Il più diffuso commento sull’operazione riguarda infatti la relativa scarsità di target di grande qualità per possibili acquisizioni da parte degli altri operatori.
Il mercato scommette dunque sul fatto che i (pochi) marchi di assoluto prestigio restino indenni dalla mattanza dei margini operativi nel settore monda derivante dall’effetto congiunto della globalizzazione e delle vendite online.
In altre parole, l’acquirente attraverso questa operazione, è riuscito a riaffermare la sua  natura complessiva di grande operatore nel mercato dei beni di lusso. Un mercato che non teme rivali in quanto a moltiplicatori e stabilità dei profitti.
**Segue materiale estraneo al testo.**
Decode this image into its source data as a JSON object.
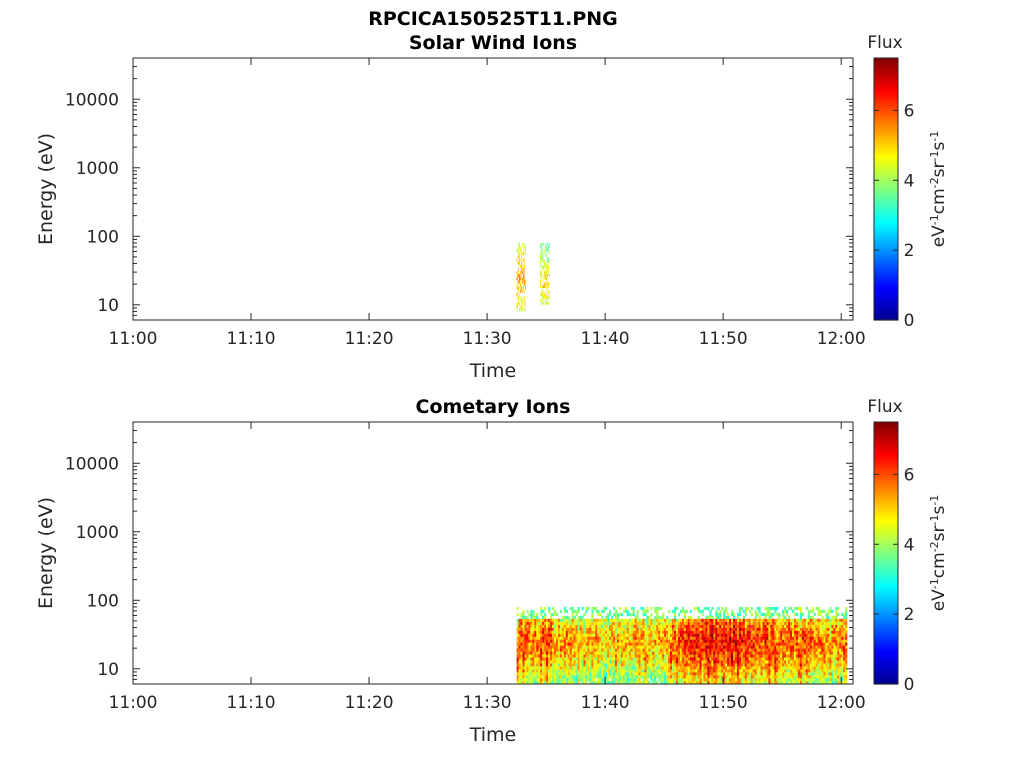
{
  "figure_title": "RPCICA150525T11.PNG",
  "colors": {
    "axis": "#262626",
    "colormap": [
      "#00008f",
      "#0000ff",
      "#0080ff",
      "#00ffff",
      "#80ff80",
      "#ffff00",
      "#ff8000",
      "#ff0000",
      "#800000"
    ]
  },
  "chart_data": [
    {
      "type": "heatmap",
      "title": "Solar Wind Ions",
      "xlabel": "Time",
      "ylabel": "Energy (eV)",
      "yscale": "log",
      "xlim": [
        "11:00",
        "12:01"
      ],
      "ylim": [
        6,
        40000
      ],
      "xticks": [
        "11:00",
        "11:10",
        "11:20",
        "11:30",
        "11:40",
        "11:50",
        "12:00"
      ],
      "yticks": [
        10,
        100,
        1000,
        10000
      ],
      "colorbar": {
        "title": "Flux",
        "label_base": "eV",
        "label_exp1": "-1",
        "label_cm": "cm",
        "label_exp2": "-2",
        "label_sr": "sr",
        "label_exp3": "-1",
        "label_s": "s",
        "label_exp4": "-1",
        "range": [
          0,
          7.5
        ],
        "ticks": [
          0,
          2,
          4,
          6
        ]
      },
      "data": [
        {
          "t0": "11:32.5",
          "t1": "11:33.3",
          "e_min": 8,
          "e_max": 80,
          "flux": 4.5,
          "peak_e": 25,
          "peak_flux": 5.4
        },
        {
          "t0": "11:34.5",
          "t1": "11:35.3",
          "e_min": 10,
          "e_max": 80,
          "flux": 4.2,
          "peak_e": 20,
          "peak_flux": 4.9
        }
      ]
    },
    {
      "type": "heatmap",
      "title": "Cometary Ions",
      "xlabel": "Time",
      "ylabel": "Energy (eV)",
      "yscale": "log",
      "xlim": [
        "11:00",
        "12:01"
      ],
      "ylim": [
        6,
        40000
      ],
      "xticks": [
        "11:00",
        "11:10",
        "11:20",
        "11:30",
        "11:40",
        "11:50",
        "12:00"
      ],
      "yticks": [
        10,
        100,
        1000,
        10000
      ],
      "colorbar": {
        "title": "Flux",
        "label_base": "eV",
        "label_exp1": "-1",
        "label_cm": "cm",
        "label_exp2": "-2",
        "label_sr": "sr",
        "label_exp3": "-1",
        "label_s": "s",
        "label_exp4": "-1",
        "range": [
          0,
          7.5
        ],
        "ticks": [
          0,
          2,
          4,
          6
        ]
      },
      "data": [
        {
          "t": "11:33",
          "flux": 6.3
        },
        {
          "t": "11:34",
          "flux": 5.9
        },
        {
          "t": "11:35",
          "flux": 6.4
        },
        {
          "t": "11:36",
          "flux": 5.6
        },
        {
          "t": "11:37",
          "flux": 5.8
        },
        {
          "t": "11:38",
          "flux": 5.5
        },
        {
          "t": "11:39",
          "flux": 5.7
        },
        {
          "t": "11:40",
          "flux": 5.2
        },
        {
          "t": "11:41",
          "flux": 5.5
        },
        {
          "t": "11:42",
          "flux": 5.3
        },
        {
          "t": "11:43",
          "flux": 5.8
        },
        {
          "t": "11:44",
          "flux": 5.4
        },
        {
          "t": "11:45",
          "flux": 5.6
        },
        {
          "t": "11:46",
          "flux": 6.2
        },
        {
          "t": "11:47",
          "flux": 6.6
        },
        {
          "t": "11:48",
          "flux": 6.8
        },
        {
          "t": "11:49",
          "flux": 6.9
        },
        {
          "t": "11:50",
          "flux": 6.7
        },
        {
          "t": "11:51",
          "flux": 7.0
        },
        {
          "t": "11:52",
          "flux": 6.5
        },
        {
          "t": "11:53",
          "flux": 6.3
        },
        {
          "t": "11:54",
          "flux": 6.6
        },
        {
          "t": "11:55",
          "flux": 6.1
        },
        {
          "t": "11:56",
          "flux": 6.2
        },
        {
          "t": "11:57",
          "flux": 6.4
        },
        {
          "t": "11:58",
          "flux": 5.9
        },
        {
          "t": "11:59",
          "flux": 5.8
        },
        {
          "t": "12:00",
          "flux": 6.0
        }
      ],
      "energy_range": [
        6,
        80
      ]
    }
  ]
}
IL MONDO DORATO DEI BENI DI LUSSO

Ecco ad esempio il grafico dell’ultimo anno relativo al titolo Kering (conosciuta in precedenza come Pinault-Printemps-Redoute o PPR): una multinazionale fondata dall’imprenditore francese Pinault. Kering capitalizza in borsa 47 volte gli utili attesi di circa un miliardo di dollari e viene valutata perciò 47 miliardi. Come si può vedere l’andamento è rimasto sempre positivo e l’indice della variabilità del suo prezzo in relazione al resto del mercato (il beta) è estremamente ridotto (cioè è un titolo stabile ed in crescita).

UN LEADER CREDIBILE

Le considerazioni degli analisti non si sono evidentemente fermate qui: John Idol, il leader della Michael Kors che l’ha rilevata nel 2003 quando fatturava 20 milioni di dollari, ha chiuso in crescita il fatturato 2016 a 2,4 miliardi di dollari e può vantare una significativa esperienza nel settore in qualità di ex direttore generale di Donna Karan (DKNY), una storica icona della moda americana.

Il suo programma per far crescere il valore dell’acquisizione (dalle sinergie nelle borse da donna a quelle nelle scarpe da uomo) è piaciuto agli analisti ed è stato percepito all’altezza della sfida: quella della sua definitiva accettazione nel mondo dorato del lusso, “l’unica sovrastruttura capitalista non soggetta a cedimenti anche quando il mondo crolla”, come scriveva il beato Antonio Rosmini, per giustificare le spese dei ricchi della cerchia di Alessandro Manzoni che gli permettevano di studiare in collegio a Stresa.